M. Lohrke | Provo, UT | 08/05/2005
(5 out of 5 stars)
"love and rocket's 'acoustic' album, 'earth, sun, moon' was quite a departure from densely sonic and chugging 'express.' tracks like 'kundalini express' and 'holiday on the moon' were replaced with tracks like 'waiting for the flood' and l&r's signature track, 'no new tale to tell.' the album is wrought with emotive acoustic arrangements, accentuated by daniel ash's and david j's dichotomous vocals. david j had the more deadpan delivery while daniel ash had the more melodic voice and more range. that, however, made the band that much better.

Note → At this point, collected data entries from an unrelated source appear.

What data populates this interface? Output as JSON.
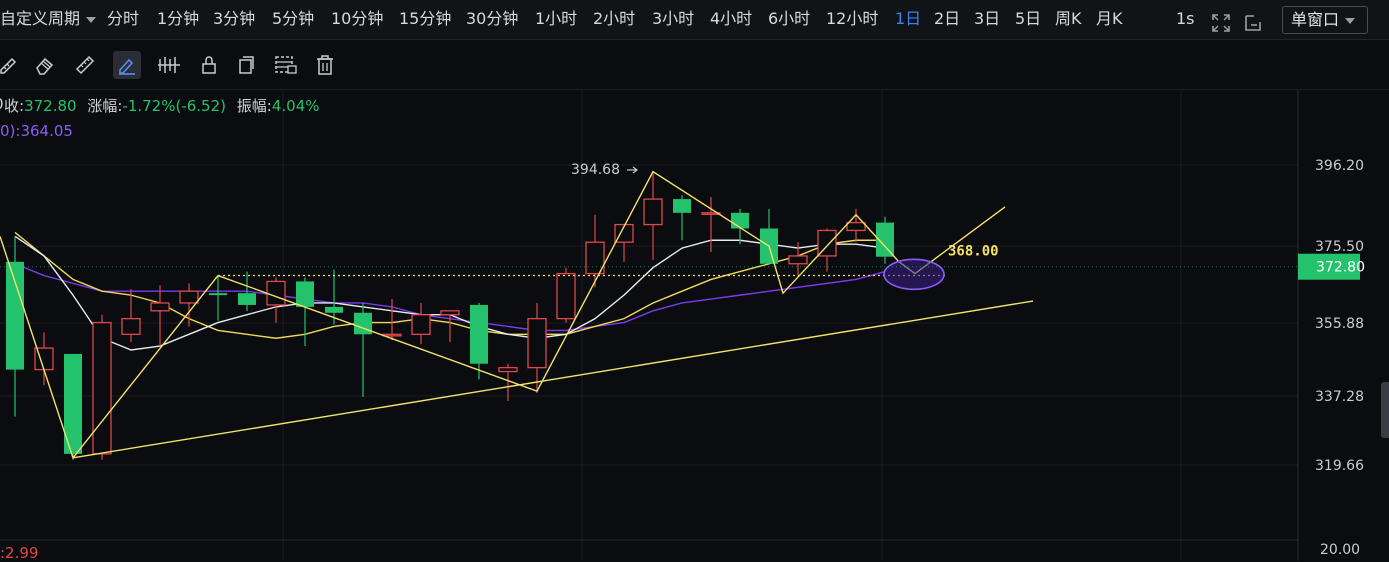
{
  "topbar": {
    "custom_period_label": "自定义周期",
    "timeframes": [
      "分时",
      "1分钟",
      "3分钟",
      "5分钟",
      "10分钟",
      "15分钟",
      "30分钟",
      "1小时",
      "2小时",
      "3小时",
      "4小时",
      "6小时",
      "12小时",
      "1日",
      "2日",
      "3日",
      "5日",
      "周K",
      "月K"
    ],
    "active_timeframe": "1日",
    "interval_label": "1s",
    "window_mode": "单窗口"
  },
  "toolbar": {
    "tools": [
      "ruler-pencil-icon",
      "eraser-icon",
      "ruler-icon",
      "pen-icon",
      "measure-icon",
      "lock-icon",
      "copy-icon",
      "grid-lock-icon",
      "trash-icon"
    ],
    "active_tool": "pen-icon"
  },
  "info": {
    "close_label": "收:",
    "close_value": "372.80",
    "change_label": "涨幅:",
    "change_value": "-1.72%(-6.52)",
    "amplitude_label": "振幅:",
    "amplitude_value": "4.04%",
    "ma_suffix": "0)",
    "ma_value": ":364.05",
    "bottom_value": ":2.99"
  },
  "colors": {
    "up": "#e0484c",
    "down": "#25c26e",
    "ma_white": "#e9ecef",
    "ma_yellow": "#f3d85a",
    "ma_purple": "#7c3aed",
    "drawing": "#f3e26a",
    "price_tag_bg": "#25c26e"
  },
  "chart_data": {
    "type": "candlestick",
    "y_axis_ticks": [
      396.2,
      375.5,
      355.88,
      337.28,
      319.66
    ],
    "volume_axis_tick": 20.0,
    "current_price": 372.8,
    "price_levels": [
      {
        "price": 368.0,
        "label": "368.00"
      }
    ],
    "high_marker": {
      "price": 394.68,
      "label": "394.68"
    },
    "candles": [
      {
        "o": 371.5,
        "h": 378.0,
        "l": 332.0,
        "c": 344.0
      },
      {
        "o": 344.0,
        "h": 353.5,
        "l": 340.0,
        "c": 349.5
      },
      {
        "o": 348.0,
        "h": 348.0,
        "l": 321.0,
        "c": 322.5
      },
      {
        "o": 322.5,
        "h": 358.0,
        "l": 321.0,
        "c": 356.0
      },
      {
        "o": 353.0,
        "h": 364.5,
        "l": 351.0,
        "c": 357.0
      },
      {
        "o": 359.0,
        "h": 365.5,
        "l": 350.0,
        "c": 361.0
      },
      {
        "o": 361.0,
        "h": 366.0,
        "l": 355.0,
        "c": 364.0
      },
      {
        "o": 363.5,
        "h": 368.0,
        "l": 356.5,
        "c": 363.0
      },
      {
        "o": 363.5,
        "h": 369.0,
        "l": 359.0,
        "c": 360.5
      },
      {
        "o": 360.5,
        "h": 367.5,
        "l": 356.0,
        "c": 366.5
      },
      {
        "o": 366.5,
        "h": 367.5,
        "l": 350.0,
        "c": 360.0
      },
      {
        "o": 360.0,
        "h": 369.5,
        "l": 355.5,
        "c": 358.5
      },
      {
        "o": 358.5,
        "h": 361.0,
        "l": 337.0,
        "c": 353.0
      },
      {
        "o": 353.0,
        "h": 362.0,
        "l": 351.5,
        "c": 353.0
      },
      {
        "o": 353.0,
        "h": 361.0,
        "l": 350.5,
        "c": 358.0
      },
      {
        "o": 358.0,
        "h": 359.0,
        "l": 351.0,
        "c": 359.0
      },
      {
        "o": 360.5,
        "h": 361.0,
        "l": 341.5,
        "c": 345.5
      },
      {
        "o": 343.5,
        "h": 345.5,
        "l": 336.0,
        "c": 344.5
      },
      {
        "o": 344.5,
        "h": 361.0,
        "l": 338.0,
        "c": 357.0
      },
      {
        "o": 357.0,
        "h": 370.0,
        "l": 356.0,
        "c": 368.5
      },
      {
        "o": 368.5,
        "h": 383.5,
        "l": 365.0,
        "c": 376.5
      },
      {
        "o": 376.5,
        "h": 380.0,
        "l": 371.5,
        "c": 381.0
      },
      {
        "o": 381.0,
        "h": 394.68,
        "l": 372.0,
        "c": 387.5
      },
      {
        "o": 387.5,
        "h": 388.5,
        "l": 377.0,
        "c": 384.0
      },
      {
        "o": 384.0,
        "h": 388.0,
        "l": 374.0,
        "c": 384.0
      },
      {
        "o": 384.0,
        "h": 385.0,
        "l": 376.0,
        "c": 380.0
      },
      {
        "o": 380.0,
        "h": 385.0,
        "l": 374.5,
        "c": 371.0
      },
      {
        "o": 371.0,
        "h": 376.5,
        "l": 368.0,
        "c": 373.0
      },
      {
        "o": 373.0,
        "h": 380.0,
        "l": 369.0,
        "c": 379.5
      },
      {
        "o": 379.5,
        "h": 385.0,
        "l": 376.5,
        "c": 381.5
      },
      {
        "o": 381.5,
        "h": 383.0,
        "l": 371.0,
        "c": 372.8
      }
    ],
    "ma_white": [
      378,
      373,
      363,
      352,
      349,
      350,
      353,
      356,
      358,
      360,
      361,
      361,
      360,
      359,
      358,
      358,
      355,
      353,
      352,
      353,
      357,
      363,
      370,
      375,
      377,
      377,
      376,
      375,
      376,
      376,
      375
    ],
    "ma_yellow": [
      379,
      373,
      367,
      364,
      363,
      361,
      357,
      354,
      353,
      352,
      353,
      355,
      356,
      356,
      357,
      356,
      354,
      353,
      353,
      353,
      355,
      357,
      361,
      364,
      367,
      369,
      371,
      373,
      376,
      377,
      377
    ],
    "ma_purple": [
      371,
      368,
      366,
      364,
      364,
      364,
      364,
      364,
      364,
      363,
      362,
      361,
      361,
      360,
      358,
      357,
      356,
      355,
      354,
      354,
      355,
      356,
      359,
      361,
      362,
      363,
      364,
      365,
      366,
      367,
      369
    ]
  }
}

'earth, sun, moon' was arguably l&r's artistic peak, demonstrating a range previous unseen in earlier albums. it walks the fine line between artistic credibility and commecial success. 'no new tale to tell' proved to be a massive college hit, and understandably so. the 'wooo wooo WOOO wooo' intro is a definite ear-catcher and strangely appropriate intro. 'no new tale to tell's' outro is one of the finer outros your likely to hear, especially with daniel ash's trademark guitar burning up the background: 'when your up, it's a long way down, when you're down, it's a long way up. it's all the same thing, no new tale to tell.' existentialism, for some reason, always sounds better in a catchy melody.
a few of 'express'' crumbs landed on 'earth, sun, moon's' table. the album's first two tracks, 'mirror people' and 'youth' are awash in the same fuzzy, psychedelic sonics that made 'express' such a standout album. based on these two tracks, the listener might think he or she is on her way to 'express' part ii. however, 'welcome tomorrow' dispells any notion that this is another 'express.' the following tracks, 'no new tale to tell,' 'here on earth,' 'waiting for the flood,' and 'rainbird' (the exception being the rawkish 'lazy'), and 'everybody wants to go to heaven' see l&r leaning towards more pastoral/spiritual plains, and asking questions about life, religion, god, family, etc. and it succeeds fabulously.
'earth, sun, moon' saw the band pull the reigns in on their trademark sound without abandoning their identity, all the while expanding their pallet and creating their definitive album.
I Would Take This One to My Grave
Wazzy Stardust | 04/02/2005
(4 out of 5 stars)
"I have had this CD through many phases of my life, and the music has been a soothing soundtrack through both the thick and the thin. There was a time when I was really down and out financially a few years ago and I had to sell just about every CD I owned, but I did not give this one up. So, in my opinion it is one of the best that I own. As many people have said in their reviews, it is good music. It is the kind that you can't label. The lyrics have actual meaning, and the music is actually worthwhile to listen to. Yet it is nearly impossible to categorize. And honestly, I think that's a good thing."
I disagree with J Green's review
Judacia | California | 01/27/2007
(5 out of 5 stars)
"The disc IS remastered (it says so on the disc, plus there is a band logo design on it). The year of release was printed on the back insert, but not the year of remastering, and who knows why."